The expansion of the top three stablecoins, USDT, USDC and DAI, a powder keg used to fund token purchases, has stalled since the bitcoin halving.
A potential soft U.S. CPI print on Wednesday may revive inflows into the market.
China’s plan to step up fiscal support to the economy may bode well for risk assets.
The expansion of stablecoins, or the dollar-pegged cryptocurrencies, which played a crucial role in the crypto bull market of the first quarter, has halted since the Bitcoin blockchain implemented the supposedly bullish mining reward halving on April 20.
The combined market value of the top three stablecoins, namely tether (USDT), USDC, and DAI (DAI), which dominate the stablecoin market with a share of over 90%, has been fluctuating between $149 billion and $150 billion for the past three weeks.
The consolidation comes after several weeks of an uptrend and may have bearish implications for the market, according to 10x Research.
“Since the halving, we have seen nearly zero growth in stablecoin inflows, and bitcoin futures leverage has been dramatically reduced. Contrary to the bullish tweets about a post-halving rally, crypto users have voted with their money by withdrawing or pausing inflows,” Markus Thielen, founder of 10x Research, said in a note to clients Monday.
Thielen added that bitcoin (BTC) could correct to $55,000 or lower in the coming weeks, and ether (ETH), the world’s second-largest token, could drop to $2,500.
Traders widely used stablecoins to fund cryptocurrency purchases and derivatives trading. Hence, the expansion of their supplies is said to represent an increase in inflows into the market, a bullish development, and vice versa.

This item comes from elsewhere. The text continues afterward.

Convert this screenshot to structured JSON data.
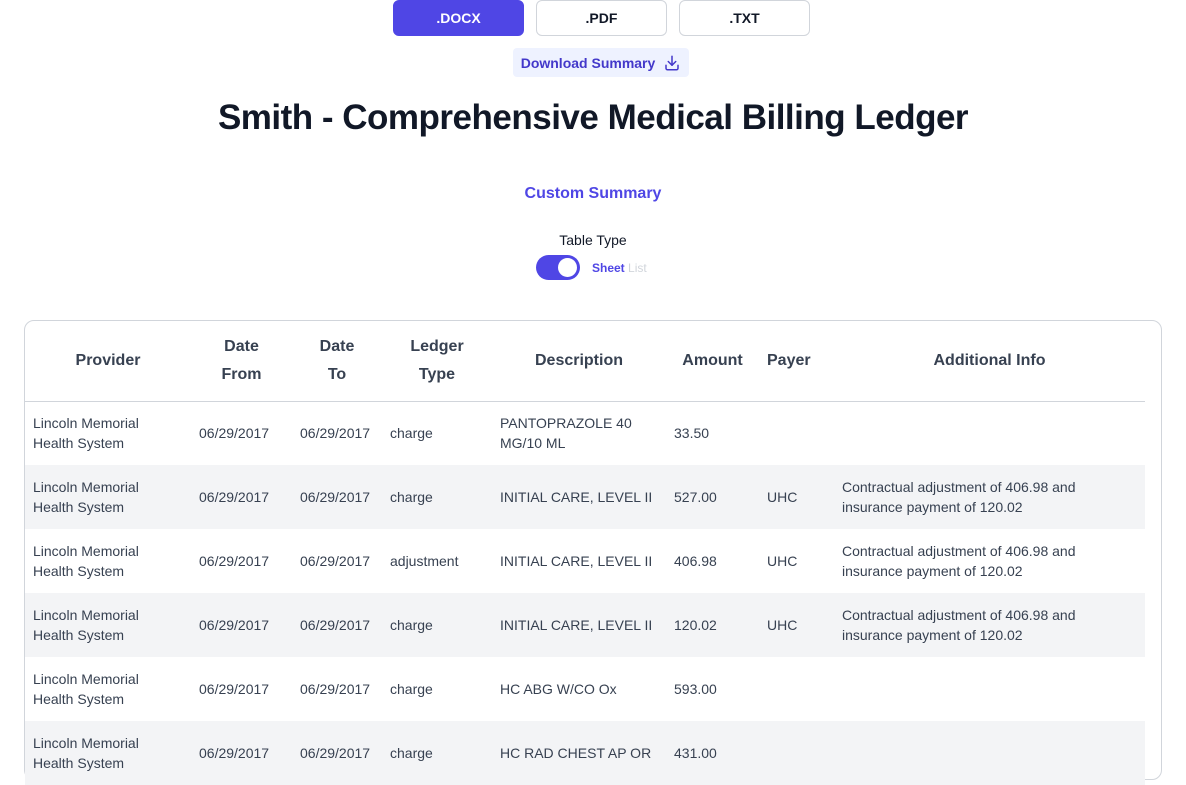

The combined market cap of the three stablecoins increased over 23% to nearly $149 billion in four months leading up to the halving. Market leader bitcoin’s price rose by over 50% to $65,000 during that time, with the total crypto market capitalization increasing by 50% to $3.2 trillion.
The stall in stablecoin expansion coincides with a marked slowdown in inflows into the U.S.-listed spot exchange-traded funds (ETFs).
The chart by Coinglass shows daily flows into the ETFs have slowed notably in the weeks on either side of the fourth halving, taking the wind out of the bitcoin bull run. Since halving, the cryptocurrency has largely traded lackluster between $60,000 and $65,000.
U.S. CPI and China stimulus may offer support
Some observers expect a potential softer-than-expected U.S. consumer price index (CPI) print on Wednesday to lift bitcoin above $65,000.
“Wednesday’s CPI will be key to see if we can break above the $65,000 and make progress back towards the year highs, in line with equities. The lack of leverage suggests the market is under positioned for a move higher and has been forced to chase this bounce this morning,” the founders of newsletter service LondonCryptoClub told CoinDesk.
According to Bloomberg, the consensus is for the data to show the cost of living likely increased 3.4% over the year in April, a moderation from March’s 3.5%. The core CPI, which strips out the volatile food and energy component, rose 3.6% year-on-year, down from March’s 3.8%.
A renewed slowdown in inflation will likely raise hopes for Fed rate cuts this year, spurring inflows into risk assets, including cryptocurrencies.
China’s plans to inject liquidity into the system could help as well. According to Bloomberg, the world’s second-largest economy aims to sell one trillion yuan of debt through December, the fourth such issuance in the past 26 years.
“Bitcoin bounced to $63,000 early today probably because China is about to flood the market with liquidity in a “QE with Chinese characteristics,” the founders at the LondonCryptoClub said.
“This morning, China fired the starting gun to issue RMB 1trn ($140bn) in long-dated bonds to help stimulate the economy. The PBOC has also hinted under instruction from Xi that they will purchase these bonds in the secondary market. China is about to inject a wave of liquidity into markets,” the founders added.